CrowdFlower is using Storm with Kafka to generalize our data stream aggregation and realtime computation infrastructure. We replaced our homegrown aggregation solutions with Storm because it simplified the creation of fault tolerant systems. We were already using Zookeeper and Kafka, so Storm allowed us to build more generic abstractions for our analytics using tools that we had already deployed and battle-tested in production.
We are currently writing to DynamoDB from Storm, so we are able to scale our capacity quickly by bringing up additional supervisors and tweaking the throughput on our Dynamo tables. We look forward to exploring other uses for Storm in our system, especially with the recent release of Trident.

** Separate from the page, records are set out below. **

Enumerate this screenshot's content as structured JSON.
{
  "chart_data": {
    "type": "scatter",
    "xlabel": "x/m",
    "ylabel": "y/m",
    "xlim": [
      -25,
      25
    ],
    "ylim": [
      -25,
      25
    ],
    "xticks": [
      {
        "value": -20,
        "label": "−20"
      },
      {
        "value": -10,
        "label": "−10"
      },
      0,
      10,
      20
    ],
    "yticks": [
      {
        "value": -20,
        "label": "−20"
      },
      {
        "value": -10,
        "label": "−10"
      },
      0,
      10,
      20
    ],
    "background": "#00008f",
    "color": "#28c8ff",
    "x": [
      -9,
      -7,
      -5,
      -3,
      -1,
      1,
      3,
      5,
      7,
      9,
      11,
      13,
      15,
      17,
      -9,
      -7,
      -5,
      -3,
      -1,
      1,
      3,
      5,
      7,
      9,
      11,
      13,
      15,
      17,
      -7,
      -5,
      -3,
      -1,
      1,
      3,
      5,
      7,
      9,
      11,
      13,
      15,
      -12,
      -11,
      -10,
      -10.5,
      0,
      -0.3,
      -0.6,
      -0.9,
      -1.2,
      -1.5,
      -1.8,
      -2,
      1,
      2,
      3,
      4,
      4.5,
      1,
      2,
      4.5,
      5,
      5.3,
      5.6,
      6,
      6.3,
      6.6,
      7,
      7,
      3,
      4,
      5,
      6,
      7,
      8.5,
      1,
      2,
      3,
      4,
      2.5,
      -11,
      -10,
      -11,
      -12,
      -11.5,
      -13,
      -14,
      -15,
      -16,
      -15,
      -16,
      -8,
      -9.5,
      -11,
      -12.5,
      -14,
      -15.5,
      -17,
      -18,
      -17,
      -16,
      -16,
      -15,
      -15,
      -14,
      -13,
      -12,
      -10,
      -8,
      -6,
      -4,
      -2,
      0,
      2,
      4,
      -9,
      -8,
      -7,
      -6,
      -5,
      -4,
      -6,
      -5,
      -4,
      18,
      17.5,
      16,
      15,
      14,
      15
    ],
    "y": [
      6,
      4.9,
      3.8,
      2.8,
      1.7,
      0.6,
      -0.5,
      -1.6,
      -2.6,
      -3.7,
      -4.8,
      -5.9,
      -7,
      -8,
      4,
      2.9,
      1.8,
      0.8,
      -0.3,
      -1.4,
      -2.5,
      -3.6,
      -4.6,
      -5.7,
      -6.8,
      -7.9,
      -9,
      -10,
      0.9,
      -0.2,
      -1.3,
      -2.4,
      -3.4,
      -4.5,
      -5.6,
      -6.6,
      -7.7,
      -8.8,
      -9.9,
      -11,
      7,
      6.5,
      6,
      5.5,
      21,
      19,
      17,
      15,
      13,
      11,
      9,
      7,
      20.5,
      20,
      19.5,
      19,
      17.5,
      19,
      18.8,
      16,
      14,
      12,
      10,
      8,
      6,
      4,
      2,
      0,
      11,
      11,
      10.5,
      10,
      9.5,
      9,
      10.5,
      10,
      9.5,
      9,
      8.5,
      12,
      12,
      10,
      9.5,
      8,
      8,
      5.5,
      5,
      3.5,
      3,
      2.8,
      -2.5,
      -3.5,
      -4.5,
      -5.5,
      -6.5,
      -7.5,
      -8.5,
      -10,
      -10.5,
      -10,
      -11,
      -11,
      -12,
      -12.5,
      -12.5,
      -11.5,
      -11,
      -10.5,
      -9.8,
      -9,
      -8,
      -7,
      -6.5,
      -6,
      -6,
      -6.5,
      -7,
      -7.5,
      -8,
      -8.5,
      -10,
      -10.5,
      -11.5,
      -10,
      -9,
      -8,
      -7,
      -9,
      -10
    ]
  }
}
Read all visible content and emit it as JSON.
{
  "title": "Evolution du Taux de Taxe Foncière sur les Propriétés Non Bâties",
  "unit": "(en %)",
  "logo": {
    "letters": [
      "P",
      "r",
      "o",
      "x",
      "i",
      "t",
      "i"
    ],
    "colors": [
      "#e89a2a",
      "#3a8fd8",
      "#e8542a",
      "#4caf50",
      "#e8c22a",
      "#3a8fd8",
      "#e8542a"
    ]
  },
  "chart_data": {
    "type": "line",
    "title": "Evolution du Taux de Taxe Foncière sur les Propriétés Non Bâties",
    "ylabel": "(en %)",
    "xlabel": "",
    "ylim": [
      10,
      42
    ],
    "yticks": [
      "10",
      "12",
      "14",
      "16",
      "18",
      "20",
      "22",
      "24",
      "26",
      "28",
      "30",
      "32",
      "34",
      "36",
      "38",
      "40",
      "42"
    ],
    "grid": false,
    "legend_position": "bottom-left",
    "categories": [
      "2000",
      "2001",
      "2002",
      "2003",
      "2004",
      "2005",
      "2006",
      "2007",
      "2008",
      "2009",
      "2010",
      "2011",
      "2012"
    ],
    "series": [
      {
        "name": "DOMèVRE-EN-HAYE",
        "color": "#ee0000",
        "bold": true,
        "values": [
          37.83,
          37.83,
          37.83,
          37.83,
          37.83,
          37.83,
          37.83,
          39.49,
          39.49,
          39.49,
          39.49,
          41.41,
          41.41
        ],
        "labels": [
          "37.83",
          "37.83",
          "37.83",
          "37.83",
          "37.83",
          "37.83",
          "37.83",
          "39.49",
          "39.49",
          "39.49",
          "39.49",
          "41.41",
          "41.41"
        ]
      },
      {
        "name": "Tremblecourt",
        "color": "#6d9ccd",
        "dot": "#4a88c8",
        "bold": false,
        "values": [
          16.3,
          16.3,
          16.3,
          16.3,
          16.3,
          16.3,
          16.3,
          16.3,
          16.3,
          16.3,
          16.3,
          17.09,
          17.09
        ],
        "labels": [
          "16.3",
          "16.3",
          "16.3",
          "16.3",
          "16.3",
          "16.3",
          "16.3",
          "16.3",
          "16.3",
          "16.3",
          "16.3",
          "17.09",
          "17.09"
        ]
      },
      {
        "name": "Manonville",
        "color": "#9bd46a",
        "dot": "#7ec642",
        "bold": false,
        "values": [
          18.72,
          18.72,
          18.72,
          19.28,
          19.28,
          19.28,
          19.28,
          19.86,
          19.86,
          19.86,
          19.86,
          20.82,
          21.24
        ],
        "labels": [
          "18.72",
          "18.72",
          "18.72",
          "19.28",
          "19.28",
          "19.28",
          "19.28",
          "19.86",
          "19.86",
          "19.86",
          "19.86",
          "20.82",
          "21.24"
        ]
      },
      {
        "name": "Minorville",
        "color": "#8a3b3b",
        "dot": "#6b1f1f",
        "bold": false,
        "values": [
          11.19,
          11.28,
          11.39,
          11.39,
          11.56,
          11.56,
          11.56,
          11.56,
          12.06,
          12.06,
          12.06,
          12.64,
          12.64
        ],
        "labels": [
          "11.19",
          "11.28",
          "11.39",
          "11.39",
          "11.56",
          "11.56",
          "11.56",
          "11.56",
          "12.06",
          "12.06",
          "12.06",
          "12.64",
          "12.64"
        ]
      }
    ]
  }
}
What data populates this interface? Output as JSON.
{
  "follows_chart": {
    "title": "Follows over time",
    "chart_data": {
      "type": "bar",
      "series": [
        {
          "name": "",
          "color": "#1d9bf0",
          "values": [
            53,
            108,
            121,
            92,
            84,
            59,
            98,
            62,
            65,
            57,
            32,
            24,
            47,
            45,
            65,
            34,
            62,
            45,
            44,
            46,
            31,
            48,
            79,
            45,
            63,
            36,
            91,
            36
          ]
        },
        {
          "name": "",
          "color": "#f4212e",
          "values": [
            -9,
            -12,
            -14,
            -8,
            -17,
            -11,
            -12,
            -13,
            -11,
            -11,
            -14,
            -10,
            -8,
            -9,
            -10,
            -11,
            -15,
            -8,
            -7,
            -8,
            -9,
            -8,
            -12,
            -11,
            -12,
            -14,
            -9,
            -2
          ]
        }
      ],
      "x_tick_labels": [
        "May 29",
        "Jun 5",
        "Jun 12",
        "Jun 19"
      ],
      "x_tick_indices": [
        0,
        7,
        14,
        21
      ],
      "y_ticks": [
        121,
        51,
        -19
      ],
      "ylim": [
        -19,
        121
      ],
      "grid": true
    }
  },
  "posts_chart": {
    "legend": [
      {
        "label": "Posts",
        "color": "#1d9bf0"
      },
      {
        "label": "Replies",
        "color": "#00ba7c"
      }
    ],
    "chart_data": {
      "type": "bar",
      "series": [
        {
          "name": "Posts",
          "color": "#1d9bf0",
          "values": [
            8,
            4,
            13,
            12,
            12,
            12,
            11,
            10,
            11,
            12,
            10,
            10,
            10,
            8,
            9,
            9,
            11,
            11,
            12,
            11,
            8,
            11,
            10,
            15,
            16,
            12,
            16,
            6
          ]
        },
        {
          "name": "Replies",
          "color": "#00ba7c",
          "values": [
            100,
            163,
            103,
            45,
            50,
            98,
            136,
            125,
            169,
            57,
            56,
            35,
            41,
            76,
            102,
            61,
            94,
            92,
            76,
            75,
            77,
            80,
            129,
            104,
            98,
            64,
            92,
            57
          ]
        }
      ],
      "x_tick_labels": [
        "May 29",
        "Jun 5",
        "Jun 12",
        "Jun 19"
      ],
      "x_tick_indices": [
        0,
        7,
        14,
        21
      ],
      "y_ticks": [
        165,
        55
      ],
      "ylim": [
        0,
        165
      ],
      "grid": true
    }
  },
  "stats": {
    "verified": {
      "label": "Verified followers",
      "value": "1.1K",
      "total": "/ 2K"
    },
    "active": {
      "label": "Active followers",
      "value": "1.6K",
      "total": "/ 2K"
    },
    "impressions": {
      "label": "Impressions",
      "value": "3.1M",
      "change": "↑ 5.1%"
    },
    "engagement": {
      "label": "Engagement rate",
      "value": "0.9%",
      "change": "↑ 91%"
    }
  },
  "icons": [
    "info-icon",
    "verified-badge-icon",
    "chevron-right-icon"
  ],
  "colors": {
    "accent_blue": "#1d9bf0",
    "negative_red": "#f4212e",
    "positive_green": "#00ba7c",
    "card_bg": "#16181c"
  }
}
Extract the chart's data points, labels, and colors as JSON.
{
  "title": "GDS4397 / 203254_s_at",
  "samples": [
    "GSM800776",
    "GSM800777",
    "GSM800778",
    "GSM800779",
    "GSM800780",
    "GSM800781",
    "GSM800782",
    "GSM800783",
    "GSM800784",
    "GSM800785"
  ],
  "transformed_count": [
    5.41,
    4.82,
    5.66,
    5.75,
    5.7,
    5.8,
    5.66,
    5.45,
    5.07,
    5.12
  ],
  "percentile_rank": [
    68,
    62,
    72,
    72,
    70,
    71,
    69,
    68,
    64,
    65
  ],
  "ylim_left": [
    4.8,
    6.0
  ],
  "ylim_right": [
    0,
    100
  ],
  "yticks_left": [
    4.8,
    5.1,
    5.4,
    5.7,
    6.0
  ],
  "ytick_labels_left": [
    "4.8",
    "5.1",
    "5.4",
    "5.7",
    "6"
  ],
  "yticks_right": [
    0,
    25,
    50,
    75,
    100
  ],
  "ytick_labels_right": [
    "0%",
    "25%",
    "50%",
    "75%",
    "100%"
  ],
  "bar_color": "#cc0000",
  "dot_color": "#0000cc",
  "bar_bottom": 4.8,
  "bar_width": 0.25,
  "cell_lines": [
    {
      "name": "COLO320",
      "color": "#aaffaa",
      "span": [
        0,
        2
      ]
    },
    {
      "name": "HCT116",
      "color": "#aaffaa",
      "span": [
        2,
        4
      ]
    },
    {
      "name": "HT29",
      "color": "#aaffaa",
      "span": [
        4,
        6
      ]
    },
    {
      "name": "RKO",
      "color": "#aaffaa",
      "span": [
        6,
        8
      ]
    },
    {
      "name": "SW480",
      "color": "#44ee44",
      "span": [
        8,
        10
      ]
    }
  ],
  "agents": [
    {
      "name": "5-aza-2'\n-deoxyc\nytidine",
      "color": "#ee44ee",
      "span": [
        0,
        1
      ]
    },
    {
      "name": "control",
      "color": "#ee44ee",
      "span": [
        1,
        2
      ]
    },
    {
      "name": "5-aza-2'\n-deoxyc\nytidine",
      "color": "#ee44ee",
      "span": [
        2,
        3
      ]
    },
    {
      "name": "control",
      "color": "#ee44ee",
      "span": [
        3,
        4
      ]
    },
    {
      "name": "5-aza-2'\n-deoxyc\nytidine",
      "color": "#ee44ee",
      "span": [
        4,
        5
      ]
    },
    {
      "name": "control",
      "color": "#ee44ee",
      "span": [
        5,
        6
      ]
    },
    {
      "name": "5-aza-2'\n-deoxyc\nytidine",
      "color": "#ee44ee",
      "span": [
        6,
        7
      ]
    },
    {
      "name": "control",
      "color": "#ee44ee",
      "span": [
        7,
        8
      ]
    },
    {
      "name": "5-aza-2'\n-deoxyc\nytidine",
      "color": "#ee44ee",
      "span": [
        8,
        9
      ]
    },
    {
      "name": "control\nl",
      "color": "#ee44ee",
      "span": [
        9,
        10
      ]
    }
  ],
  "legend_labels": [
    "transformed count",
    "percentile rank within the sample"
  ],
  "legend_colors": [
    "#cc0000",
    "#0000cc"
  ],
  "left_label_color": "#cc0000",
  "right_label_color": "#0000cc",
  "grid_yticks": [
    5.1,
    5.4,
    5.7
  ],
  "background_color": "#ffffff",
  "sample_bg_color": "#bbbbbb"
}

At Digital Sandbox we use Storm to enable our open source information feed monitoring system. The system uses Storm to constantly monitor and pull data from structured and unstructured information sources across the internet. For each found item, our topology applies natural language processing based concept analysis, temporal analysis, geospatial analytics and a prioritization algorithm to enable users to monitor large special events, public safety operations, and topics of interest to a multitude of individual users and teams.
Our system is built using Storm for feed retrieval and annotation, Python with Flask and jQuery for business logic and web interfaces, and MongoDB for data persistence. We use NTLK for natural language processing and the WordNet, GeoNames, and OpenStreetMap databases to enable feed item concept extraction and geolocation.
|The Weather Channel||
At Weather Central we use several Storm topologies to ingest and persist weather data. Each topology is responsible for fetching one dataset from an internal or external network (the Internet), reshaping the records for use by our company, and persisting the records to relational databases. It is particularly useful to have an automatic mechanism for repeating attempts to download and manipulate the data when there is a hiccup.